Hospital and urban wastewaters shape the structure and active resistome of environmental biofilms

Background Demonstration of the transfer, dynamics, and regulation of antibiotic resistance genes (ARGs) and mobile genetic elements (MGEs) in a complex environmental matrix is yet experimentally challenging, with many essential open questions such as how and where transfer and dissemination of ARGs happens in nature. The extent and conditions of MGEs transfer that carry ARGs is still largely unexplored in natural environments and microbial communities. Biofilms are structures that include high density multi-species bacterial communities embedded in self-produced extracellular polymeric substances (EPS) constituting a matrix that facilitates gene transfer and where bacteria exhibit high tolerance to stress and to antibiotics. In this study we implemented a sampling and analysis approach that allows phenotypic and genomic analyses of in situ and reconstituted in vitro hospital and urban wastewater (WW) biofilms. To assess the potential of hospital and urban WW biofilms to efficiently disseminate ARGs in the WW system, we explored the EPS within the biofilm matrix and assessed the expression of the resistome (ARGs) and mobilome (MGEs) by metatranscriptomics.

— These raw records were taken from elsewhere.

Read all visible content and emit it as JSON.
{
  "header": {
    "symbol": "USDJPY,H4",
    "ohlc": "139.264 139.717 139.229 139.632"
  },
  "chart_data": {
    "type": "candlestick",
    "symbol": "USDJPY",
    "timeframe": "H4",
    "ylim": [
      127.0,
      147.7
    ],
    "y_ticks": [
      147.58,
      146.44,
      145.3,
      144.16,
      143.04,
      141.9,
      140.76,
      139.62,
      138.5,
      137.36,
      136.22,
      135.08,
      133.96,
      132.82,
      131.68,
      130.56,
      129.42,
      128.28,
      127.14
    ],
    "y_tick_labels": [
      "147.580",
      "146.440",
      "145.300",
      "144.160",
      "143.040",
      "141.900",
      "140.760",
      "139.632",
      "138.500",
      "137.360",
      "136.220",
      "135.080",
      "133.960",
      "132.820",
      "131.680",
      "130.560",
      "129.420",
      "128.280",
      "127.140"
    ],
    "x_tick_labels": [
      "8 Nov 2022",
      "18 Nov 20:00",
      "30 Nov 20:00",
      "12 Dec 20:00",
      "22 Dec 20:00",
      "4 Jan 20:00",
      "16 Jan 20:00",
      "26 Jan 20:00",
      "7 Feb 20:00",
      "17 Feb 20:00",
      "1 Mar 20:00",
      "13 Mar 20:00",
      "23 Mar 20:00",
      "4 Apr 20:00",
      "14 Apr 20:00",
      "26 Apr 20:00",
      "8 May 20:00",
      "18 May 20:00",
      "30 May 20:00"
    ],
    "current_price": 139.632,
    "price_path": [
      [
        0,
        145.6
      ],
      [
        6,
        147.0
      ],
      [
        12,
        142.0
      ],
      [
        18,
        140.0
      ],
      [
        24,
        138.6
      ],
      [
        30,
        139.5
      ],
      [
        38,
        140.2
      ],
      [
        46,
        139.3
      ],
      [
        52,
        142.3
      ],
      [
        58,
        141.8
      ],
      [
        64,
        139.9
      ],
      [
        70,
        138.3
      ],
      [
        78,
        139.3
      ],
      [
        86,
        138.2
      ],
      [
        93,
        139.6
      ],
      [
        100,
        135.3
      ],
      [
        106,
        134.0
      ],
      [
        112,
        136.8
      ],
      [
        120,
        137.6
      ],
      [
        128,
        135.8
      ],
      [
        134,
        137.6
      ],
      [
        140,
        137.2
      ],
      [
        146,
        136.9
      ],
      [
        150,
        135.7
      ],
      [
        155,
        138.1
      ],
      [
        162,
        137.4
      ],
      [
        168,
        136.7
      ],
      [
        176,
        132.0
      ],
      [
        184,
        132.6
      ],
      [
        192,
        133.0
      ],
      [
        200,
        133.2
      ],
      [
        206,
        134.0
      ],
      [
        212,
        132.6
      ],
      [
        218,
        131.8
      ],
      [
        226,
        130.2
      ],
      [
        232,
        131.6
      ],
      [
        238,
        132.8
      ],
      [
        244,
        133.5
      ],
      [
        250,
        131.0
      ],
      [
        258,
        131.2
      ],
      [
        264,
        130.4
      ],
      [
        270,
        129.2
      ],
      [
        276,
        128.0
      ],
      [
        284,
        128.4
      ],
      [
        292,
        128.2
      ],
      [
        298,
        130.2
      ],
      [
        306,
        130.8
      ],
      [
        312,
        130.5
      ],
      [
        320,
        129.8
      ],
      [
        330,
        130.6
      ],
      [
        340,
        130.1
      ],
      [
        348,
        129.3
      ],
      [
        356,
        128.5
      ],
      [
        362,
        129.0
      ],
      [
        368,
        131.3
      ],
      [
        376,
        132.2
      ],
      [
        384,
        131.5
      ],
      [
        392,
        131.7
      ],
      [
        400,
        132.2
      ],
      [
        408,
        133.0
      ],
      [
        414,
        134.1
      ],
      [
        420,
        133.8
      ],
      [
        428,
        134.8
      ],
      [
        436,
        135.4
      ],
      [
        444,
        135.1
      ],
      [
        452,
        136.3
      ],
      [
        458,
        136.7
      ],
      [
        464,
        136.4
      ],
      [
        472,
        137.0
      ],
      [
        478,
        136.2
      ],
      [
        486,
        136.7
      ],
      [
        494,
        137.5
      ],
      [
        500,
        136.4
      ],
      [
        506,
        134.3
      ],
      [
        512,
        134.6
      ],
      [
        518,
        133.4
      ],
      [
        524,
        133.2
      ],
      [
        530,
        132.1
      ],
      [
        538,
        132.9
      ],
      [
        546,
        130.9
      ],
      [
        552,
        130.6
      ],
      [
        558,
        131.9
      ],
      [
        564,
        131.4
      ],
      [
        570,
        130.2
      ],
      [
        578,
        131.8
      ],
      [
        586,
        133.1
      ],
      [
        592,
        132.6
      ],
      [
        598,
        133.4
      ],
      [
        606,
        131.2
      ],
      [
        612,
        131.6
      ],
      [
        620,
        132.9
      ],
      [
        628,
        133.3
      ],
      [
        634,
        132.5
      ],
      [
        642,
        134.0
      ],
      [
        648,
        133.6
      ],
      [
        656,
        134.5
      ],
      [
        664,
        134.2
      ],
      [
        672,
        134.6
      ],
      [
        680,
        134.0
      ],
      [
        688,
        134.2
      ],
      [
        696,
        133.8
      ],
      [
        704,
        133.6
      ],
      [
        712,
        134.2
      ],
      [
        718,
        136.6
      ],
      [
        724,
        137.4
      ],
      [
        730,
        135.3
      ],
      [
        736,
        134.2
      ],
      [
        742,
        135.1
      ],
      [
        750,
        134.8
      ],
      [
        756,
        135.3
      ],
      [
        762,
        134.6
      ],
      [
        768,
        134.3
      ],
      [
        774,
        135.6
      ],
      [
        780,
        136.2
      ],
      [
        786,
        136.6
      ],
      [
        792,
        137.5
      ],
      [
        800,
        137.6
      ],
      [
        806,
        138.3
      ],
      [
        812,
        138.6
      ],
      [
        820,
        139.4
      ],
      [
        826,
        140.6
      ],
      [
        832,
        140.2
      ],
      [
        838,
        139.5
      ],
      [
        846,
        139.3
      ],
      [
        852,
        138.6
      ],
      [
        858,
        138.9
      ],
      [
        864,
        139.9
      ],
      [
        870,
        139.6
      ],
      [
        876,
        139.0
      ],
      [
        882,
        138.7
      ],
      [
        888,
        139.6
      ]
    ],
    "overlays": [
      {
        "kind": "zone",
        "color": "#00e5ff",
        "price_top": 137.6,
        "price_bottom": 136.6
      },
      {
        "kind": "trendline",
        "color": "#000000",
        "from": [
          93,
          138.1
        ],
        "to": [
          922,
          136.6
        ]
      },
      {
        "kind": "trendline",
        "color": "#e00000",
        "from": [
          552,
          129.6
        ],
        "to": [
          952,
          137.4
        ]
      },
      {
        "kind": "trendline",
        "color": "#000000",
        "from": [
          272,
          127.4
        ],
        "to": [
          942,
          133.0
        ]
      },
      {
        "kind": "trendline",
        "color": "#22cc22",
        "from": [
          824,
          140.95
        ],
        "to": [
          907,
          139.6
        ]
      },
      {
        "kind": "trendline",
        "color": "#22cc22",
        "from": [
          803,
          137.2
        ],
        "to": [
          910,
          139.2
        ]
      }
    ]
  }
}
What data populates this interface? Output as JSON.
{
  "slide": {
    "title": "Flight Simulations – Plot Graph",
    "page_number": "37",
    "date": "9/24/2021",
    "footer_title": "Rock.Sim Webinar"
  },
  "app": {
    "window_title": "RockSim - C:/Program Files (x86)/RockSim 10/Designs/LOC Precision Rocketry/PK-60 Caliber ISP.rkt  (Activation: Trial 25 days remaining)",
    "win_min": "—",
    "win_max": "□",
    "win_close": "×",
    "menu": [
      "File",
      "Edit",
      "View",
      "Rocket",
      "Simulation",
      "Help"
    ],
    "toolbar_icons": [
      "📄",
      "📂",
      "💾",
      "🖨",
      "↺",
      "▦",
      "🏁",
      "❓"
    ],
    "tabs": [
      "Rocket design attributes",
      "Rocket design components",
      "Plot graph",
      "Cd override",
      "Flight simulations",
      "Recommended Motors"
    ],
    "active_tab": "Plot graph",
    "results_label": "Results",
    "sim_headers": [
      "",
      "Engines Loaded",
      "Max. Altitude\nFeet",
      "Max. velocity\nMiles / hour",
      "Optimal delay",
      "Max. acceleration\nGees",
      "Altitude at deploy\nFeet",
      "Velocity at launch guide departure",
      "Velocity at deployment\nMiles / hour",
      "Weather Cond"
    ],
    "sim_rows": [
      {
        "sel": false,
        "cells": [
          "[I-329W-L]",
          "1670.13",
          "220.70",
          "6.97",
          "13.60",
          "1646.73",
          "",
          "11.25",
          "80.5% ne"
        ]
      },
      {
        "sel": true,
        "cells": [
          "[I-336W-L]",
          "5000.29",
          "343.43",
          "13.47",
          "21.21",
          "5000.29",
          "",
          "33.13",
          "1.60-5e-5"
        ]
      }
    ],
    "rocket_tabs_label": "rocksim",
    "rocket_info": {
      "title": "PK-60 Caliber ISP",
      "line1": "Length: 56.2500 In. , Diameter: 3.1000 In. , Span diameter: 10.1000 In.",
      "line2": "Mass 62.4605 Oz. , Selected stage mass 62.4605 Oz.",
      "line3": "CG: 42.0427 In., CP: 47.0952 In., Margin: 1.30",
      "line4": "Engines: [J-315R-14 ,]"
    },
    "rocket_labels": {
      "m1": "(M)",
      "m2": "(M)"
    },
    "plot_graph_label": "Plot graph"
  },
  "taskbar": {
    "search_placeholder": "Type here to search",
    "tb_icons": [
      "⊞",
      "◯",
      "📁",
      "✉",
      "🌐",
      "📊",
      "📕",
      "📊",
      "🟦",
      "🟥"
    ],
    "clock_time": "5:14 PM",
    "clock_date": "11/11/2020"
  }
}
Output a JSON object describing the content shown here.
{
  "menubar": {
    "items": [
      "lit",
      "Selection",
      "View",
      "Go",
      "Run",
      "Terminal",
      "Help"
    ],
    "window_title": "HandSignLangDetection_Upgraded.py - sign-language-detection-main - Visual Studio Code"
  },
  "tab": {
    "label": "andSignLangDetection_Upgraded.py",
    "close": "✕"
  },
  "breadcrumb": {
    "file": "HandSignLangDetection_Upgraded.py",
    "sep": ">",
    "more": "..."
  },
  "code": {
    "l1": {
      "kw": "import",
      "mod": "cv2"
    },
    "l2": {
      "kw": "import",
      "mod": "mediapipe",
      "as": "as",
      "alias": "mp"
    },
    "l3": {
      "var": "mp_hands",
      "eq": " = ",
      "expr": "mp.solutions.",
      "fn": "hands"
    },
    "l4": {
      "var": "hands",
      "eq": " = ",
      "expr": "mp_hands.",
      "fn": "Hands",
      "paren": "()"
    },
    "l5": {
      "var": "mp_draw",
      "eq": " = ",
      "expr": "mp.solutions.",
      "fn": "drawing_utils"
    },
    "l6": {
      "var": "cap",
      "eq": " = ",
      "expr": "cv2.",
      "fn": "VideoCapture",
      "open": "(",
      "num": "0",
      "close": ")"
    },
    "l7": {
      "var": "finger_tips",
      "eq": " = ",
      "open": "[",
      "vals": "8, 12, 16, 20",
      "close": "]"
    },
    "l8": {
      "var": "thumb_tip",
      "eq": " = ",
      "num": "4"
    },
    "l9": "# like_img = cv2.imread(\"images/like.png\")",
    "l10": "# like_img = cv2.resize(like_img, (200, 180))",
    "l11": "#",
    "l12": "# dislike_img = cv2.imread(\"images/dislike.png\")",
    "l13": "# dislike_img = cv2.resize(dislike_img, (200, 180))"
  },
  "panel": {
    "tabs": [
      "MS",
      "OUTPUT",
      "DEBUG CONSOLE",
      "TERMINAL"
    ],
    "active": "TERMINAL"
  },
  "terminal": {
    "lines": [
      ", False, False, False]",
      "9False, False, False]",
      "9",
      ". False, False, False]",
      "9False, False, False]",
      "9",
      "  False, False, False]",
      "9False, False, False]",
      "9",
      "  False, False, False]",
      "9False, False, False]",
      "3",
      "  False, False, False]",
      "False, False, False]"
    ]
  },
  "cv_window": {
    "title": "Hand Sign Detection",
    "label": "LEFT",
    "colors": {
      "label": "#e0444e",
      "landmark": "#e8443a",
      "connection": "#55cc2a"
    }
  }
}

Results We first showed that a) the composition of EPS differs depending on their growth environment (in situ and in vitro) and their sampling origin (hospital vs urban WW) and that b) a low amount of ciprofloxacin impacted the composition of the EPS. Next, the metatranscriptomic approach showed that a) expression of ARGs and MGEs increase upon adding a low amount of ciprofloxacin for biofilms from hospital WW but not for those from urban WW and b) that expression of specific plasmids that carry individual or multiple ARGs varies depending on the WW origins of the biofilms. When the same plasmids were expressed in both, urban and hospital WW biofilms, they carried and expressed different ARGs.

Conclusion We show that hospital and urban wastewaters shape the structure and active resistome of environmental biofilms, and we confirmed that hospital WW is an important hot spot for the dissemination and selection of AMR. The different responses to antibiotic pressure in hospital vs urban biofilms, coupled with differences in biofilm structure helps delineate distinct characteristics of hospital and urban WW biofilms highlighting the relationships between the resistome and its expression in environmental biofilms and their surrounding ecosystems.